Published by Minyanville
The 2012 election campaign has kicked off in Mexico as Finance Minister Ernesto Cordero handed in his resignation in order to seek his party’s nomination for president next year. Former Energy Minister José Antonio Meade took over the post, in what analysts are suggesting should be a seamless transition. The resignation had been expected for some time and many feel that 2012 budget negotiations will now be able to begin in earnest.
Cordero belongs to the governing National Action Party, or PAN. The 43-year-old must convince members to choose him as their presidential candidate and then close the gap on the opposition Institutional Revolutionary Party’s (known as PRI) strong lead.

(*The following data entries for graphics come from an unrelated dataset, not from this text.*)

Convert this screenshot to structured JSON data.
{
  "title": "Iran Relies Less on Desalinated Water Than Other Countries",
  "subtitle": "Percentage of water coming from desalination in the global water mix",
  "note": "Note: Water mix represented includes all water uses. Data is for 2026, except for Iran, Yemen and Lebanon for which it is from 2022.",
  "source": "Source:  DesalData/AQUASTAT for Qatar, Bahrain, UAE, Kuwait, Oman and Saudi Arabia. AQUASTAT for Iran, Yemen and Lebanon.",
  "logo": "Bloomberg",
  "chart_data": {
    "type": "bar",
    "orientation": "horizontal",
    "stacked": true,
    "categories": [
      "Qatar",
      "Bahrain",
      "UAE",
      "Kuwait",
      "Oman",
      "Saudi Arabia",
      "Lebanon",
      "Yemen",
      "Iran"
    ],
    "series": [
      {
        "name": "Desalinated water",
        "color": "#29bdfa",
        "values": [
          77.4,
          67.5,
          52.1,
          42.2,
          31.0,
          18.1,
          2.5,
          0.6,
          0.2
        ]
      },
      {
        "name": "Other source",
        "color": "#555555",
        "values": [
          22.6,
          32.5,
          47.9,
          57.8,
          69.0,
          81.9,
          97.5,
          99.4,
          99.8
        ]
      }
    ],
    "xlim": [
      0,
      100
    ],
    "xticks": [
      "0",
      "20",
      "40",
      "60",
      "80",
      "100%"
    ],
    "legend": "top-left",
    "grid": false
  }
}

The PAN’s lack of support at the moment stems from President Felipe Calderón’s war on drugs, which has killed more than 42,000 since he came into power in December 2006, with figures rising year-on-year. The PRI ran Mexico for more than 70 years, ending their reign in 2000. The party’s Enrique Peña Nieto is the man most likely to succeed Calderón in next year’s vote.

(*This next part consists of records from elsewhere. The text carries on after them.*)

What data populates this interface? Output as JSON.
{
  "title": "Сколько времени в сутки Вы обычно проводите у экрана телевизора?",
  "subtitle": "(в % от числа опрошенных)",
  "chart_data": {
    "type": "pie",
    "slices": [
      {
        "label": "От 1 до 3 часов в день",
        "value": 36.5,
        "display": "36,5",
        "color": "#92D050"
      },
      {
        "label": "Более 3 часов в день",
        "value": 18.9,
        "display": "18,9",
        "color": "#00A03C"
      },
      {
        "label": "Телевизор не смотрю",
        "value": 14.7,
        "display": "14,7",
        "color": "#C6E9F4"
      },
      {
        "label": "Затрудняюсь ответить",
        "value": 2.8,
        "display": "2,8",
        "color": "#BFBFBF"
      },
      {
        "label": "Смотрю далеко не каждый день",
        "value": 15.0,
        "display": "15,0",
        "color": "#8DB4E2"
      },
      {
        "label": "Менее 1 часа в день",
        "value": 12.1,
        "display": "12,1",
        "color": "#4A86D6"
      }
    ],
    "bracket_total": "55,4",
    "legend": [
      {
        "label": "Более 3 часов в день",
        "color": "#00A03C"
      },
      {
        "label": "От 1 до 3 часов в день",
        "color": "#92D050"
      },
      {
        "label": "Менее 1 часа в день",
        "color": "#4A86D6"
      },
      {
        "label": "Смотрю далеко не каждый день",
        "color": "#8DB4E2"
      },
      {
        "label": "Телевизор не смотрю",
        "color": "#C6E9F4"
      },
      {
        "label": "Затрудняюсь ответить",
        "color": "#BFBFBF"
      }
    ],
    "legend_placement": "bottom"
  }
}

The 42-year-old Meade is a trained economist and comes from a well-connected political family. “Meade has a long track record in the ministry,” Carlos Ramirez, an analyst at Eurasia Group, told Reuters. “He is an excellent negotiator, he is well known in the financial community, he has excellent contacts everywhere, particularly in the Central Bank where he is very close to (its governor, Agustín) Carstens, and he has always proven to be an effective policymaker. There will be no learning curve.”
Minutes of the Central Bank’s August meeting, released last week, show that the board unanimously agreed that future events may force is to cut its benchmark rate from 4.5%, but they were split as to whether to make that known to the financial markets and investors. Concern that such a large gap in interest rate with the United States could hurt the domestic economy worries some members of the board, while others put more weight on continued weakness in the peso, which is down more than 6% since the end of July.
The currency is currently at its weakest level in more than a year, above 13 pesos to the US dollar for the first time since last September, thanks to Europe’s ongoing sovereign debt crisis. The problems across the Atlantic are hitting much of Latin America, with Brazil’s real suffering significantly (see European Crisis Hitting Brazil Economy Hard).
Mexico is still keen to step up overseas borrowing next year, after this year’s $3 billion injection—more than any other Latin American nation. Congress is being asked to boost net external debt by $7 billion next year. The country has sold $15 billion worth of bonds outside its local market since 2009, more than double the same figure for the previous three years. During that same period, Brazil cut its sales 12%.
Local Businesses Face Brunt of Drug War Violence
The casino fire in Monterrey at the end of last month refocused attention on the country’s war against drugs, which will no doubt feature heavily in the next year’s election campaigning. Investigations have revealed that extortion was involved. The owner of the casino had received extortion threats, with demands of $50,000 and then $140,000, though refused to pay, according to a federal prosecutor.
While the murder rate has doubled during Calderón’s tenure, many foreign companies are insisting that they are not being hit by the problems. Rather it is smaller and local companies that are suffering threats and violence. The Financial Times cites Nestlé, which claims it has seen “no significant change” in hijackings or theft of goods vehicles in Mexico and it has therefore not felt the need to increase its security budget.
“The reality is that foreign companies have not been affected much by the drugs war,” Adam Thomson writes in the London paper. “It is much harder to extort a large, relatively faceless foreign company with headquarters outside Mexico than it is a local family-owned business ... It is a story heard time and time again. But given how the drugs war seems to dominate headlines about Mexico, it is a story worth repeating.”
Industrial Output Up
August auto production was up 7.7%, compared to the same period in 2010. However, a struggling US market failed to soak up imports which, overall, fell 3.3% in Mexico. The crisis in the US is a worry for Mexico as 80% of its exports head north of the border.
There was good news too for Mexican industrial output, which was up 0.5% in July compared to June, thanks in part to the auto industry. However, analysts expect figures to slow as the US economy drags down growth in Mexico.
AeroMexico saw August traffic up 17%, again from the same period in 2010, thanks primarily to a jump in international bookings, according to the airline. July saw a 32% increase in traffic, compared to the same month in 2010. The airline has also benefited hugely from the demise of rival Mexicana.